Glazer: Also, you’re totally right that like, it’s a comedy show. It definitely helps to approach this shit with this platform, you know? It’s not like we have a platform of like an essays column or something. I’m so grateful to have this platform because it’s the way that I know how to deal with shit. They’re both different, the circumstances pushed them to have different kinds of jokes, too, this year. Like, the Trump bleep thing is a different kind of joke than we’ve ever had before. Where it’s like, what world is this, you know what I mean?

They are being viewed by an audience. Like Ilana’s bed frame and shit, all those posters, just having that joke in the background, feeling the texture of these girls’ relationship and what they’re talking about. I think we realized in that rewrite period that we’ve always had these values and vaguely this progressive messaging, but it became necessary to articulate exactly what these messages are and scream our values.

I know that Broad City has been renewed for a 5th season, but can we expect anything beyond that? I know you guys are starting to get super busy with all sorts of other projects. As much as fans want Broad City to run forever, is there something to be said for sort of handling how long you guys run on your own terms?

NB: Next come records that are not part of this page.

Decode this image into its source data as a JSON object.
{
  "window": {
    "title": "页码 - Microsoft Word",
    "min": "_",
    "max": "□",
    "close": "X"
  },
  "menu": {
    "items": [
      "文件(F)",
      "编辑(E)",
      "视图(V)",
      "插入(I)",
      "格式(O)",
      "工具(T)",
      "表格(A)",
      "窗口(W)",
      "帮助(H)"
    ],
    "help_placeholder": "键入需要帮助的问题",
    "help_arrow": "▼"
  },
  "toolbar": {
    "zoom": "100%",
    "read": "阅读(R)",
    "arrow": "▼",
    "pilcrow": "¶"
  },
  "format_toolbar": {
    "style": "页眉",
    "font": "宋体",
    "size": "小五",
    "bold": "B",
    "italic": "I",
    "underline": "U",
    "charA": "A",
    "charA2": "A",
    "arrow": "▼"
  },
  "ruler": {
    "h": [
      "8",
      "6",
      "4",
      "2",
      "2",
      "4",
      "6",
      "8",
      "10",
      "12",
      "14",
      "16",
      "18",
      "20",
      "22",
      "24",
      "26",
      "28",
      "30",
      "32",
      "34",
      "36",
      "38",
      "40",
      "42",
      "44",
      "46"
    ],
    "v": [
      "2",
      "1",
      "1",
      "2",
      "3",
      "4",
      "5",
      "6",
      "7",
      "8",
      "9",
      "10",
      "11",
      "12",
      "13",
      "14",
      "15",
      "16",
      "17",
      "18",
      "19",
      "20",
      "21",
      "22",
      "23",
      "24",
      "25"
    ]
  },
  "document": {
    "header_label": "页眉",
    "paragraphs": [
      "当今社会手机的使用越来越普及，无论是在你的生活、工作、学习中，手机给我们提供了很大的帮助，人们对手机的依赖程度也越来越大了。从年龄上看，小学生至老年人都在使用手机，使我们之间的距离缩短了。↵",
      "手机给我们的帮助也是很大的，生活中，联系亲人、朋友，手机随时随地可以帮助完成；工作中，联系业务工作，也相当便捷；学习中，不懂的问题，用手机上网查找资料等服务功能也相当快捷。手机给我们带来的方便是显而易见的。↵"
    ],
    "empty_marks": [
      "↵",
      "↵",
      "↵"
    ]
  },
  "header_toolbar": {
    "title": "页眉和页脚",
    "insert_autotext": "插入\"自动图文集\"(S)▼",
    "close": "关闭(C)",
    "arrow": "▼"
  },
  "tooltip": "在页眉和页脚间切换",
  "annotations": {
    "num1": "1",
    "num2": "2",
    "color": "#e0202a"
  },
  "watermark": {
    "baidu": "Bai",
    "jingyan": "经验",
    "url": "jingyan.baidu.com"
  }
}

Glazer: We have been talking about this ourselves. You’re making me verklempt thinking about it! Yeah, we’ve been talking about it ourselves. I think we’re kind of… we’re not sure. You know, it’s still this discussion and we have an idea about where the characters are headed, but when we get back into the writers’ room, I think we’ll see how much we want to stretch that path to get to where we know that they’re headed.